When Alexandra was younger, she nicknamed one “Bob” and we have referred to them as “Bobs” ever since.
Bobs are not easily seen, blending in with the rocky hilltops, until spring when an oversized, hot-pink flower blooms from the top for only a day or two.
Their short bloom period makes it easy to miss the flowering if you don’t time your spring visit just right.
In a post a few years ago, I shared a story about my dad photographing and marveling over a particular lace cactus. (Read the post here by clicking Feeding Chickens.)
The pertinent part of that story to this post is centered on a moment of meaningful coincidence.
The first time I was back at the ranch following my father’s funeral, I found only one lace cactus in bloom on the entire ranch. It was my dad’s Bob. The experience was moving, like a message. I shared in the post that I don’t always know what to make of such moments, but I cherish them as special in some unknowable way.
Back to April 12th… on my mom’s birthday, I stopped my car at the ranch gate, walked along the ridge, and snapped pictures of lace cacti in full bloom.
Exquisite.
Yes, I celebrated my mom’s birthday with lace cacti flowers smiling in the sun toward the heavens.

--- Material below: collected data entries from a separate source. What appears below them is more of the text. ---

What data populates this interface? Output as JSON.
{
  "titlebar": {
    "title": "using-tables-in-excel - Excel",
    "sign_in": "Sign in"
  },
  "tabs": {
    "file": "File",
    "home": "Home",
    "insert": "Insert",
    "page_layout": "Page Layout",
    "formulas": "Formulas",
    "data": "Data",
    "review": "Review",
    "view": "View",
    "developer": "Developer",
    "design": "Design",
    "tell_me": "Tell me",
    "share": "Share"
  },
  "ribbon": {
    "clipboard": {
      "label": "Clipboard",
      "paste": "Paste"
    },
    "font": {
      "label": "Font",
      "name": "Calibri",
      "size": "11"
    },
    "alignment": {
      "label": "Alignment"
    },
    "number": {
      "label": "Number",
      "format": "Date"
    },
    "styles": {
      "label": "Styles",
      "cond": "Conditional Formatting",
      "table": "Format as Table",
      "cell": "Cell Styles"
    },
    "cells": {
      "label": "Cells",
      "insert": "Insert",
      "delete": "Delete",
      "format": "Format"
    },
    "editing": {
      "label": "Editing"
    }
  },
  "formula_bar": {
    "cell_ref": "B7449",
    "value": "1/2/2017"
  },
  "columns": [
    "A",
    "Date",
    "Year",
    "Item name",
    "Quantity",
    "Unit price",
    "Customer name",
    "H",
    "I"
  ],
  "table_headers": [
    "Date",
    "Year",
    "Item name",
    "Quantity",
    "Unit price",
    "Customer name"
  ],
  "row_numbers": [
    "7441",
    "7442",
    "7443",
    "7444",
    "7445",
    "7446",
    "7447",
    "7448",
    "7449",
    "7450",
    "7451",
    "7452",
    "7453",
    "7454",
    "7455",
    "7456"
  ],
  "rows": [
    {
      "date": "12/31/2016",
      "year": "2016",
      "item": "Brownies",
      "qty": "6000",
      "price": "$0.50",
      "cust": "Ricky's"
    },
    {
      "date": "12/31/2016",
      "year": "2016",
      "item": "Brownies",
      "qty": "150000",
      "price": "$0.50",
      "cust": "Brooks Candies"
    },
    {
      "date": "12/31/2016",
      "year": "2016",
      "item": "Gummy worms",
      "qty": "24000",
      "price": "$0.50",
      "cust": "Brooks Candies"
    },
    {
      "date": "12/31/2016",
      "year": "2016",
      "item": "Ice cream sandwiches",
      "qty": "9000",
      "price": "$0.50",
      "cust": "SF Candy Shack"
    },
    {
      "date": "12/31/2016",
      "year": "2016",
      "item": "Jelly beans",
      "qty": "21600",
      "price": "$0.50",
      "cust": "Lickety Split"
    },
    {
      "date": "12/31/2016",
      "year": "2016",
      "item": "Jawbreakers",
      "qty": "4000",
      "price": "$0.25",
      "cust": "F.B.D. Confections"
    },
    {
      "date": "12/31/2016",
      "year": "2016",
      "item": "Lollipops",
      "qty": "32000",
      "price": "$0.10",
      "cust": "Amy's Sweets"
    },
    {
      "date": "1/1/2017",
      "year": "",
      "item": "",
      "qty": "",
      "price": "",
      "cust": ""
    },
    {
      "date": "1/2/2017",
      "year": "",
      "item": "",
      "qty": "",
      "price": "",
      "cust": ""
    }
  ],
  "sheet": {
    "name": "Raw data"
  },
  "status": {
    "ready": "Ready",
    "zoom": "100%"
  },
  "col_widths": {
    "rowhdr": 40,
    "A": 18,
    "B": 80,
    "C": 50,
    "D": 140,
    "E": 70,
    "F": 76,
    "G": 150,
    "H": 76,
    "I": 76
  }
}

Yesterday, Jim and I came to the ranch for Mother’s Day weekend.
After settling in, I went alone for a drive around the ranch to see what was blooming.
The recent rains restored the ranch to a lush, late-spring green.
White blackfoot daisy, yellow slender-stem bitterweed, and purple prairie verbena are prolific across the hilltops.
And so are the withered blooms on the lace cacti — their flowering period having ended.
My mind drifted to mom and the coming mother’s day without her.
And then, after hours focusing my eyes on the landscape, in a “look closer” moment, I spotted a lone lace cactus flower.
Can you see it? Look close!
I walked over to it and smiled.
The cactus was imperfect,
the flower ragged and spent,
but she stood joyful.
One, one bloom across the entire ranch, like a message that waited for me — my own special moment of unknowing whether a sign… and even yet, enough of one to comfort me.